Compte Rendu de la Table-ronde #3 du 11 mars 2021 (Invitée : Charlotte Barraco-David)

Diffuser une culture de la donnée

De l’enjeu de souveraineté à celui de l’accès aux données de santé, notre destin data parait bien sinueux

« Avec les trackers et les dashboards, on a vu une déferlante de données autour de la Covid-19 », se souvient Adel Mebarki, cofondateur et directeur général de Kap Code, start-up spécialisée dans l’innovation de santé. Pour lui, l’enjeu consiste à « mettre à disposition des données agrégées par les institutions. Cela est fait en France de manière beaucoup plus forte que dans d’autres pays », relève-t-il. Il importe aussi de rendre possible « le croisement des données pour les chercheurs » à l’image des travaux réalisés par le Professeur Antoine Flahaut.
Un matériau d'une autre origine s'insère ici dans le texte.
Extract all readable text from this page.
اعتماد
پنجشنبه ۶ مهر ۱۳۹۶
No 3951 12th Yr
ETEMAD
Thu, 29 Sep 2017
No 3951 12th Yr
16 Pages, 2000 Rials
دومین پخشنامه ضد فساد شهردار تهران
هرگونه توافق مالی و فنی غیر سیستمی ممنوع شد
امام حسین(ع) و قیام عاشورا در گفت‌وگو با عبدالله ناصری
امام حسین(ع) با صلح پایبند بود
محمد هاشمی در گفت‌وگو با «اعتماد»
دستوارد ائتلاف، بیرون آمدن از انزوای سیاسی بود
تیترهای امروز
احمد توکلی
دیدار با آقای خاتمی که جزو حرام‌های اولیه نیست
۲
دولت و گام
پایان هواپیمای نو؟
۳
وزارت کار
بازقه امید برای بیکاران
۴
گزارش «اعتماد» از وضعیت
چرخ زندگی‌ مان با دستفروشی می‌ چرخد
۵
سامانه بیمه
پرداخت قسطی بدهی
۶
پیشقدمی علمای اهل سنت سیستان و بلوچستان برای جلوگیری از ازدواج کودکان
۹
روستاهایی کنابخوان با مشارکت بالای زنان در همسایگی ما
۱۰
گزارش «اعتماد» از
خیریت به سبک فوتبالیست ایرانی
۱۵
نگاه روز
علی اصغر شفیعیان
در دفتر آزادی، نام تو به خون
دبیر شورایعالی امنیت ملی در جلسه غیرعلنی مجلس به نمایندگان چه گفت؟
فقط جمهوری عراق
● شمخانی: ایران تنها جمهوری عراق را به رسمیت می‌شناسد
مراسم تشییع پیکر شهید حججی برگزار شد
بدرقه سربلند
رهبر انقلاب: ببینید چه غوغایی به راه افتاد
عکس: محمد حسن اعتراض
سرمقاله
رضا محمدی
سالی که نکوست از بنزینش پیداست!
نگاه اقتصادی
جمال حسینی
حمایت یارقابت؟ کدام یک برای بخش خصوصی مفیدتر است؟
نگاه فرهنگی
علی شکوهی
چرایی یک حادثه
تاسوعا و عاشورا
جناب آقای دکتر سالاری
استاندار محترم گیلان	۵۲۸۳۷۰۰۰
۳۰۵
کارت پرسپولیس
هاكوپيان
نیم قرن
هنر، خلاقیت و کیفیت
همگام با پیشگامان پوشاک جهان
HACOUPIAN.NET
L’apport des données se traduit par des cas concrets à l’instar de l’étude SCANcovIA, présentée par Stéphanie Trang, directrice générale d’AI for Health, pour prédire la gravité de l’infection. Le projet a pour ambition d’identifier les patients à risque de complications dès l’apparition du Covid-19 afin de leur proposer des traitements innovants et de développer une intelligence artificielle pour prédire les risques de complications à partir de l’analyse des scanners thoraciques des patients.

Les initiatives ont été nombreuses dès le début de la crise. Beaucoup de protagonistes ont voulu être de la partie. Charlotte-Barraco David, avocat, counsel et DPO de Latournerie Wolfrom Avocats relève que « tout un chacun, hors de l’écosystème, a souhaité manipuler des données de santé, très souvent, à la manière de Monsieur Jourdain, dans un souci louable, de limiter l’impact de la crise. Ils ont souhaité utiliser ces données de santé en mettant en place un “solutionnisme technologique”. Beaucoup de projets se sont évaporés à la suite de l’intervention de la CNIL et des DPO ». Elle explique que ces freins sont liés à « l’utilisation des données personnelles ». Charlotte Barraco-David décrypte : « nous avons un régime juridique propre pour les données de santé.  C’est un garde-fou. Le principe général est que l’utilisation des données personnelles de santé est interdite. S’il y a un principe d’interdiction, nous avons des dérogations qui permettent quand même d’utiliser des données de santé, avec des contraintes fortes néanmoins ». Et toujours avec la nécessité d’« informer les personnes de ce qu’on va faire de ces données, on doit trouver une base juridique ». Pour elle, « la réglementation est un frein, un mal nécessaire sinon on tombe dans la boîte de Pandore ». 

Pour une ouverture des données de santé 

« Pour favoriser l’innovation, il faut valoriser l’ouverture des données », considère Stéphanie Combes, directrice générale du Health Data Hub, qui promeut un accès aisé et unifié aux données de santé. Elle signale que « dans l’écosystème des start-ups, beaucoup vont chercher des données à l’étranger et ne vont même pas en chercher en France tellement ils voient d’obstacles ». Guillaume Leboucher, CEO d’Open Value, fondateur de la Fondation IA Pour l’école, livre son témoignage concernant un projet d’analyse prédictive : « à plusieurs acteurs, nous avions les bons algorithmes. Il nous a manqué des données, le carburant ». 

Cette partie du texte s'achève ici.